- The Washington Times - Thursday, February 22, 2007

‘Amazing Grace’

Long before the United States was born with the original sin of slavery, Britain for more than 100 years had been collecting vast fortunes from the trans-Atlantic slave trade, which British Ambassador David Manning this week called a “dreadful” and “iniquitous” institution.

Mr. Manning noted that Prime Minister Tony Blair has put Africa “at the top of Britain’s foreign policy agenda,” as the ambassador hosted a reception to promote the debut today of a movie marking the 200th anniversary of Britain’s abolition of its role in transporting slaves from Africa to its colonies in North America and the Caribbean.

“Amazing Grace” tells the story of William Wilberforce, a member of the British Parliament who campaigned for 20 years for an end to the British slave trade. The House of Commons outlawed the sale and transportation of slaves on Feb. 23, 1807.

Some British sea captains evaded the law by sailing under different flags, prompting Wilberforce to form the Anti-Slavery Society in 1823, which pushed for the total emancipation of slaves in the British Empire. Parliament freed British slaves 10 years later.

“Wilberforce changed the conscience of our nation and changed the history of the world,” Mr.
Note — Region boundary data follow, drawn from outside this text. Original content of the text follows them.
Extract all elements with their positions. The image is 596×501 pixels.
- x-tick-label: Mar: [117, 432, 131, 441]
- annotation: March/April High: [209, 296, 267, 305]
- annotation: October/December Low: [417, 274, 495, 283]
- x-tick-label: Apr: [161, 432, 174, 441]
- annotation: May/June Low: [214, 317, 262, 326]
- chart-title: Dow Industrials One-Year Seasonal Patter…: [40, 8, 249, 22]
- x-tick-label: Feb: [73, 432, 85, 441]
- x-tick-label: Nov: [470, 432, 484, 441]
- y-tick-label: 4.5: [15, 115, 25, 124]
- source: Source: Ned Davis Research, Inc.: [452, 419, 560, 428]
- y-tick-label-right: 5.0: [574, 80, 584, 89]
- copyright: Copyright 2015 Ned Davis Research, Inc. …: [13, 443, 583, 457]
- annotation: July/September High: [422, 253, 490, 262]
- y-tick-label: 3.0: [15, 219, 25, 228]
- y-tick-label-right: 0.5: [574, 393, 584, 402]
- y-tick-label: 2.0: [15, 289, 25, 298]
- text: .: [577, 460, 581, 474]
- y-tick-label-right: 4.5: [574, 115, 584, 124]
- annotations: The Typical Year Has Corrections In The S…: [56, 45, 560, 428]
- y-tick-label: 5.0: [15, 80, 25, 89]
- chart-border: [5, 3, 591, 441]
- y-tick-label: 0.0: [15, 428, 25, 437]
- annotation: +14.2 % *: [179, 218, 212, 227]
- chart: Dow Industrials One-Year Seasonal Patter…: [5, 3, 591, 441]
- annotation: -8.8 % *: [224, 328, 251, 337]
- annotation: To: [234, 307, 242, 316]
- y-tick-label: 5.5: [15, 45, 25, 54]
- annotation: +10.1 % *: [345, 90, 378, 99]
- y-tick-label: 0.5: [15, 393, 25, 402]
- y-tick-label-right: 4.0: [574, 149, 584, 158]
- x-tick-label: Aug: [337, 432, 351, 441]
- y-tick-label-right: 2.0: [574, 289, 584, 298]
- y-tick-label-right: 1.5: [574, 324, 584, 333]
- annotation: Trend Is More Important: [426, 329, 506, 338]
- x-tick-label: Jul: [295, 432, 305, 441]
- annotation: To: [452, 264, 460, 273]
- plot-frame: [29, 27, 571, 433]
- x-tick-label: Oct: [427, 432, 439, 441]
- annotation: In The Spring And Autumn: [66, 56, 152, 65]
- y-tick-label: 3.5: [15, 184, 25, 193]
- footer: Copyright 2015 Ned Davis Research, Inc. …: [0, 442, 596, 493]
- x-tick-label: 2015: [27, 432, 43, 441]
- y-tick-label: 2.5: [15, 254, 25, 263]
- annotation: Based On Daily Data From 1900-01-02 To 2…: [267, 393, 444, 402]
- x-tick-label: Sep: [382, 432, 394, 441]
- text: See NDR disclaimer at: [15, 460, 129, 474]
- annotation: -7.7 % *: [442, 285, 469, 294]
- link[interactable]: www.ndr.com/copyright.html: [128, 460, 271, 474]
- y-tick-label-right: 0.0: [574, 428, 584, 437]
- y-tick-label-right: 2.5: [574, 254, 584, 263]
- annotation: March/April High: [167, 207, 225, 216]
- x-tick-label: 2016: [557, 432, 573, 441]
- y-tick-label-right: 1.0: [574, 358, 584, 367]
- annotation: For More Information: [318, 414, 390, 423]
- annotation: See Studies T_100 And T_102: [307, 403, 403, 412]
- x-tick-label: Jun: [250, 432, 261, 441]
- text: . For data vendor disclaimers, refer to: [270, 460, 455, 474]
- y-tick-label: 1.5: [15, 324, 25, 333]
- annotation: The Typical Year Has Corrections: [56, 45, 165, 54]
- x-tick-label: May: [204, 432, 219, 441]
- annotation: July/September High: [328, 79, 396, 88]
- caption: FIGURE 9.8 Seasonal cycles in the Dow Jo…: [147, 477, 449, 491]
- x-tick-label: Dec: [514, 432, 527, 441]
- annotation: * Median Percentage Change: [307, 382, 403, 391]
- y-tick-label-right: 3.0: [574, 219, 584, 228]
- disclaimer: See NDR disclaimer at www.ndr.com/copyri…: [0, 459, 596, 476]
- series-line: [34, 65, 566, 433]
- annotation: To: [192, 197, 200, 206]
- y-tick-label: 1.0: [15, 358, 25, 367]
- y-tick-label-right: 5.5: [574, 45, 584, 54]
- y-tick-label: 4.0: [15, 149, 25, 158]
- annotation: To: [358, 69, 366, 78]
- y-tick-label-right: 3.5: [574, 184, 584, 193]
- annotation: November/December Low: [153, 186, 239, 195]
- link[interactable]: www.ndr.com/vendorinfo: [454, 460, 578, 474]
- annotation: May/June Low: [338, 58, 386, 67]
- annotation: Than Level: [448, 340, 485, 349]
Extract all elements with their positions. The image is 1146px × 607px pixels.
Manning said.

The ambassador recalled the “long and exhausting struggle” to end slavery and added that Wilberforce was the first member of Parliament to be openly cheered by the House of Commons, after members voted 283-16 to ban the trade in slaves.
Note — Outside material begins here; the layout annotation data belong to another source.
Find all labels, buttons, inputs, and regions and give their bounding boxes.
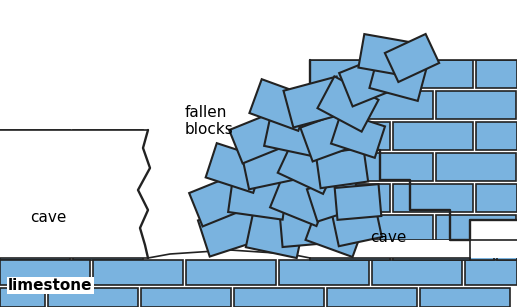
- Text: cave: cave: [370, 230, 406, 245]
- Polygon shape: [307, 174, 363, 222]
- Polygon shape: [270, 174, 330, 226]
- Bar: [48, 288, 138, 307]
- Bar: [372, 260, 462, 285]
- Text: limestone: limestone: [8, 278, 93, 293]
- Bar: [0, 260, 90, 285]
- Bar: [73, 192, 143, 220]
- Polygon shape: [300, 111, 360, 161]
- Bar: [0, 161, 35, 189]
- Text: cave: cave: [30, 210, 66, 225]
- Bar: [0, 192, 70, 220]
- Bar: [38, 161, 108, 189]
- Bar: [111, 161, 150, 189]
- Bar: [73, 254, 143, 260]
- Bar: [234, 288, 324, 307]
- Bar: [310, 246, 390, 260]
- Bar: [186, 260, 276, 285]
- Bar: [310, 60, 390, 88]
- Polygon shape: [385, 34, 439, 82]
- Bar: [0, 223, 35, 251]
- Bar: [393, 246, 473, 260]
- Bar: [476, 246, 517, 260]
- Bar: [111, 223, 150, 251]
- Bar: [38, 223, 108, 251]
- Polygon shape: [0, 0, 517, 258]
- Bar: [353, 215, 433, 243]
- Polygon shape: [278, 140, 338, 194]
- Polygon shape: [283, 76, 346, 127]
- Bar: [310, 153, 350, 181]
- Bar: [393, 60, 473, 88]
- Bar: [470, 243, 494, 260]
- Polygon shape: [358, 34, 412, 76]
- Polygon shape: [370, 55, 427, 101]
- Bar: [93, 260, 183, 285]
- Bar: [353, 91, 433, 119]
- Polygon shape: [280, 209, 330, 247]
- Polygon shape: [332, 206, 382, 246]
- Bar: [436, 153, 516, 181]
- Bar: [476, 60, 517, 88]
- Text: fallen
blocks: fallen blocks: [185, 105, 234, 138]
- Bar: [353, 153, 433, 181]
- Bar: [327, 288, 417, 307]
- Bar: [310, 240, 390, 260]
- Bar: [0, 130, 70, 158]
- Bar: [393, 184, 473, 212]
- Polygon shape: [249, 79, 311, 131]
- Polygon shape: [306, 207, 364, 257]
- Polygon shape: [189, 173, 251, 227]
- Polygon shape: [228, 174, 288, 220]
- Bar: [420, 288, 510, 307]
- Bar: [436, 91, 516, 119]
- Polygon shape: [316, 148, 368, 188]
- Polygon shape: [264, 109, 326, 157]
- Bar: [496, 243, 517, 260]
- Polygon shape: [241, 141, 303, 189]
- Polygon shape: [317, 76, 378, 132]
- Bar: [436, 215, 516, 243]
- Polygon shape: [339, 53, 401, 107]
- Bar: [310, 91, 350, 119]
- Polygon shape: [198, 204, 262, 257]
- Bar: [470, 220, 517, 240]
- Polygon shape: [229, 111, 291, 163]
- Bar: [73, 130, 143, 158]
- Polygon shape: [246, 212, 304, 258]
- Bar: [310, 184, 390, 212]
- Bar: [0, 288, 45, 307]
- Bar: [393, 122, 473, 150]
- Bar: [476, 184, 517, 212]
- Polygon shape: [331, 112, 385, 158]
- Bar: [141, 288, 231, 307]
- Bar: [0, 254, 70, 260]
- Bar: [465, 260, 517, 285]
- Bar: [279, 260, 369, 285]
- Bar: [310, 215, 350, 243]
- Polygon shape: [334, 184, 382, 220]
- Bar: [476, 122, 517, 150]
- Bar: [393, 240, 470, 260]
- Polygon shape: [206, 143, 264, 193]
- Bar: [310, 122, 390, 150]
The movie takes its name from the famous hymn, written sometime between 1760 and 1770 by John Newton, captain of a slave ship who experienced a religious epiphany on a storm-tossed voyage in 1748. Newton later became a minister whose anti-slavery sermons inspired Wilberforce.
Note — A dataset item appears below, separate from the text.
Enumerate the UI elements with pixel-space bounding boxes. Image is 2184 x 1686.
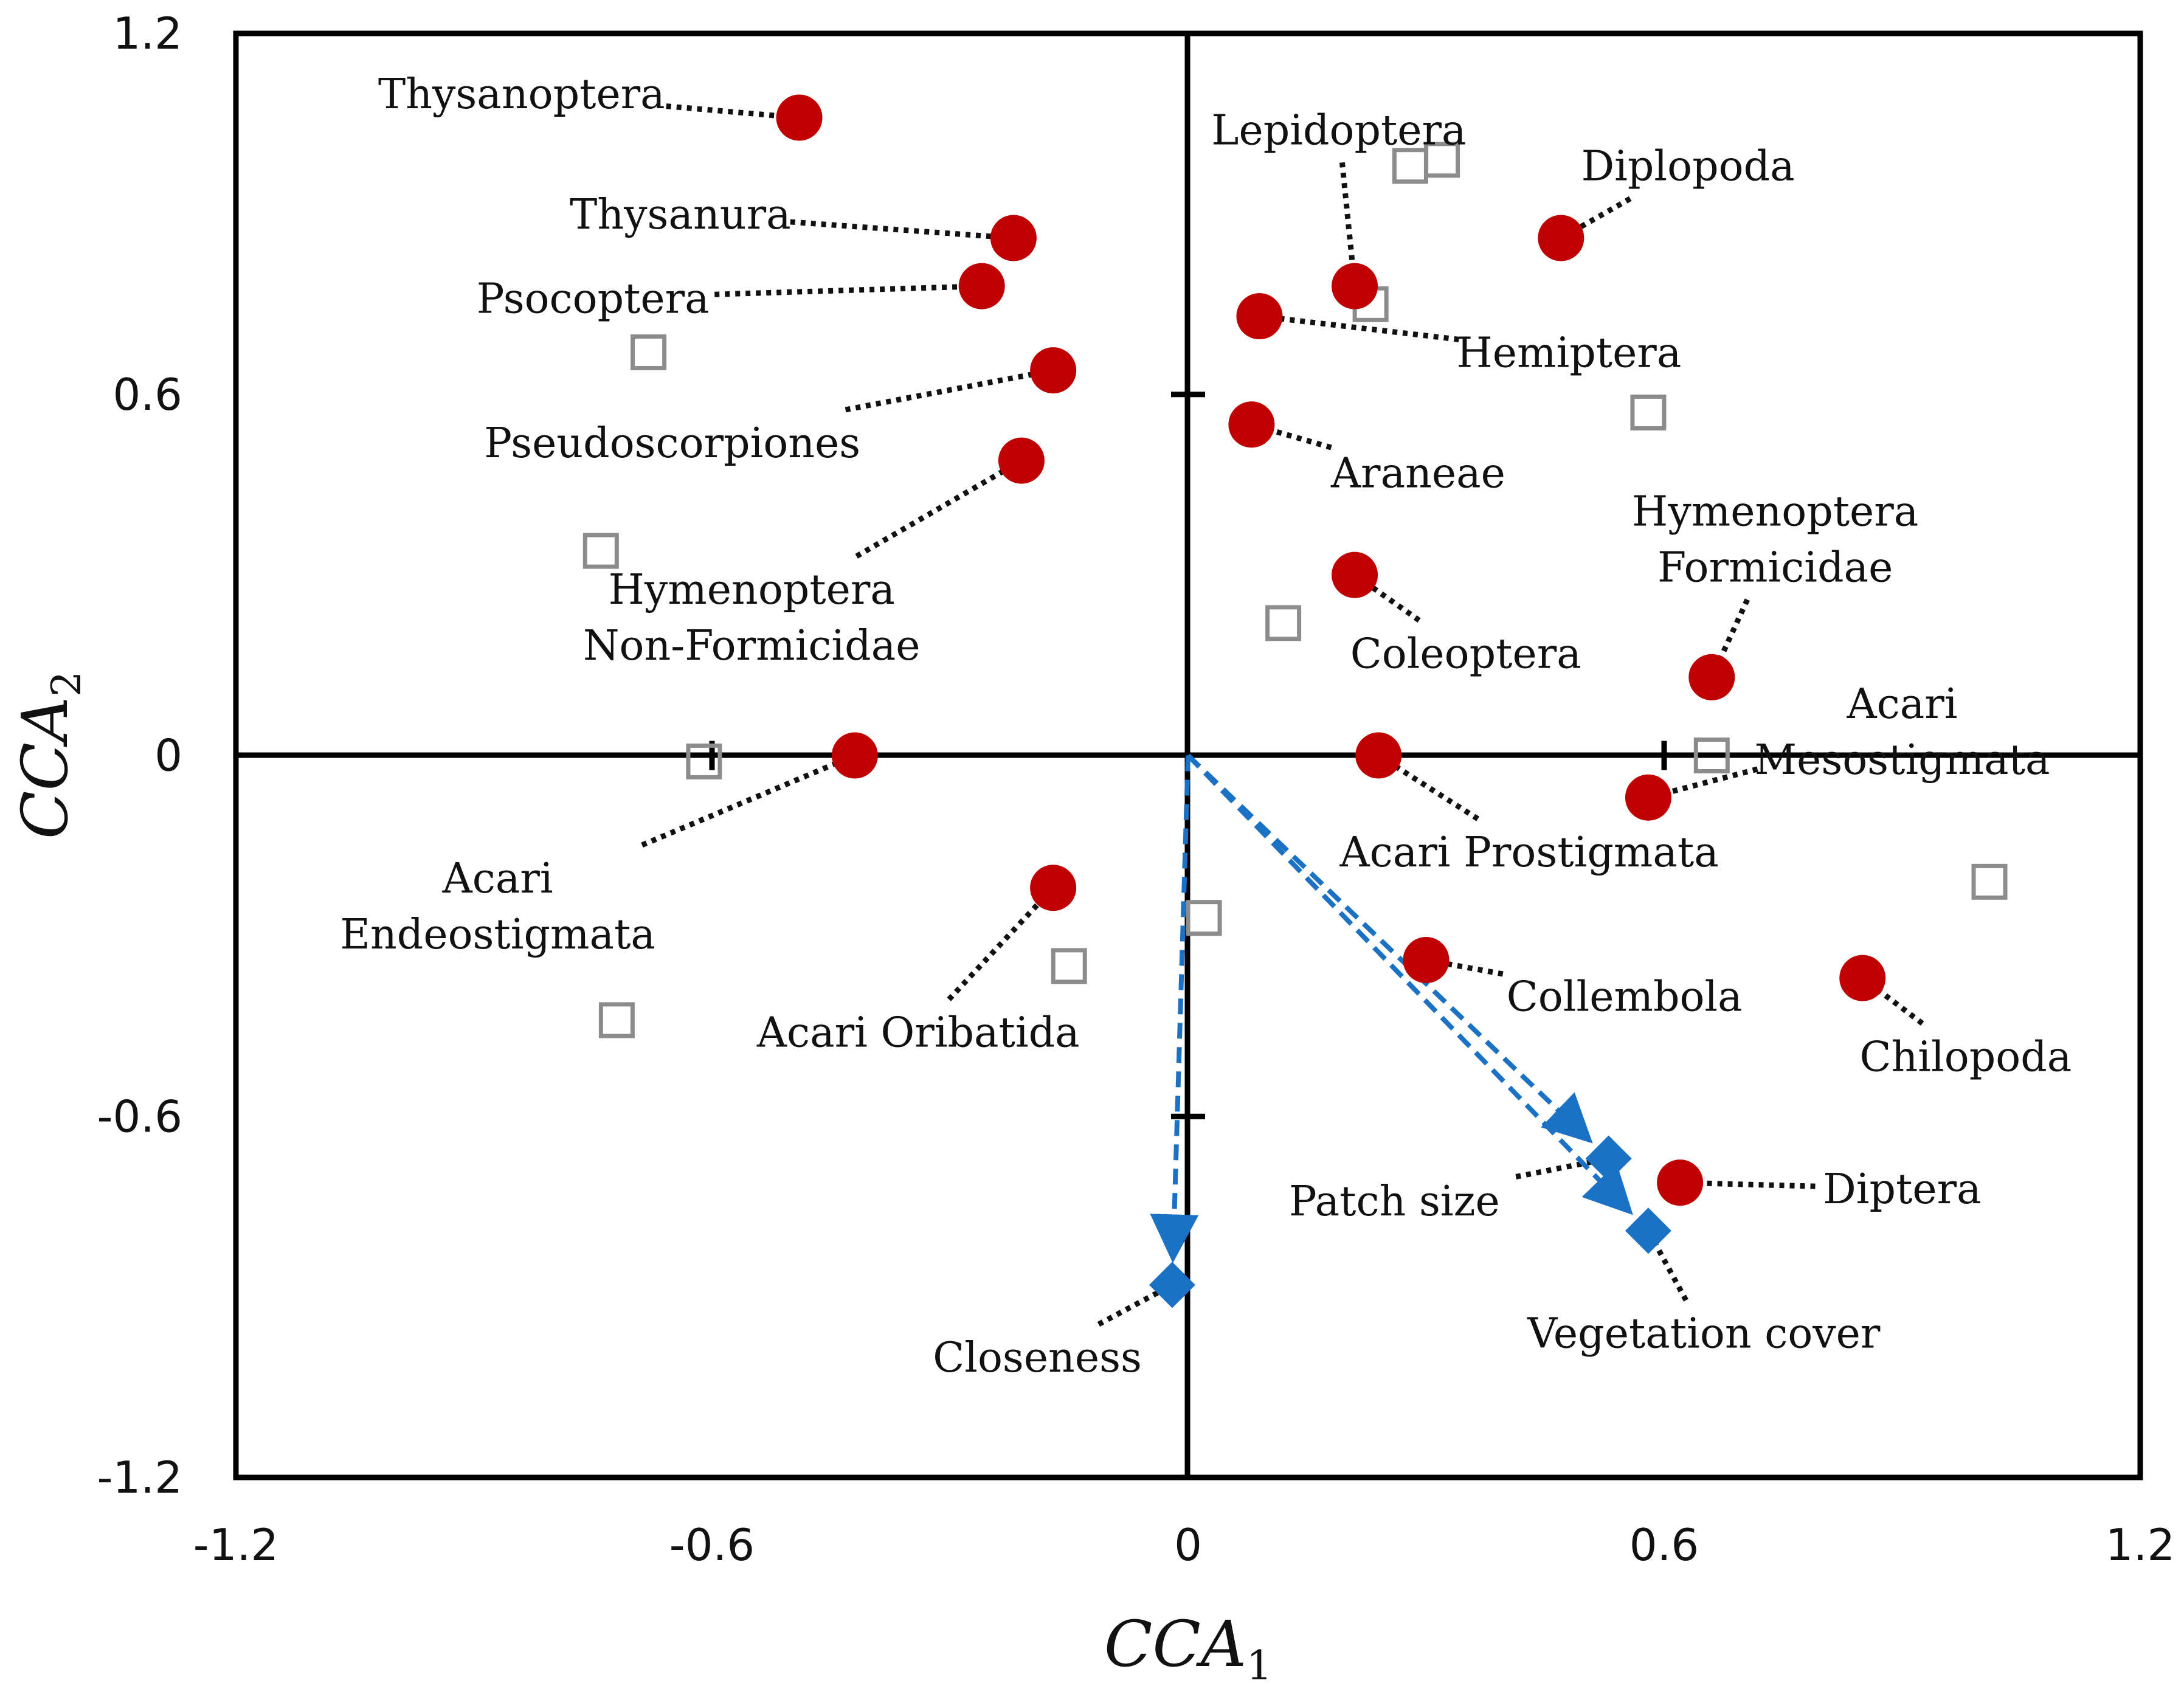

Mr. Manning recounted that Harriet Beecher Stowe, author of “Uncle Tom’s Cabin,” Abraham Lincoln, Mohandas K. Gandhi and Nelson Mandela all credited Wilberforce as an influence on their causes.

“Few can equal Wilberforce in his contribution to human liberty and human rights,” Mr. Manning said. “But in honoring him, we need to look to the present and to the future, where there is still much to do to realize his dream of freedom for all.”

Mr. Manning called on all nations to “attack and abolish modern forms of slavery,” especially human “trafficking for sexual exploitation.”

“Amazing Grace,” produced by Walden Media, was made “to inspire people,” said Gordon Tichel, vice president of the film company and who is in Washington to promote the movie.

He added that Wilberforce was fighting slavery “long before Lincoln became the ‘Great Emancipator.’ ”

“William Wilberforce still matters today,” he added.

Ambassador George Obiozor of Nigeria, a country that provided slaves to European traders, said he was inspired by Wilberforce’s story and added that his government is working for “freedom from poverty and freedom for the human spirit.”

Other guests at the reception included Supreme Court Justice Clarence Thomas and three members of the federal Circuit Court of Appeals for the District of Columbia — Janice Rogers Brown, A. Raymond Randolph and David B. Sentelle — and former Baltimore Mayor Kurt Schmoke.

Pakistan’s power

Pakistan’s army has the power to stop Taliban terrorists from crossing the border into Afghanistan, said the Afghan ambassador in Washington.

“The real institution in charge is the military,” Ambassador Said Tayeb Jawad said yesterday in an interview with the Associated Press. “The [Pakistan] army is a powerful and capable institution to reduce the influence of extremism and also to fight terrorism and extremism effectively.”

Afghanistan has long complained about terrorist raids from safe havens along the border with Pakistan.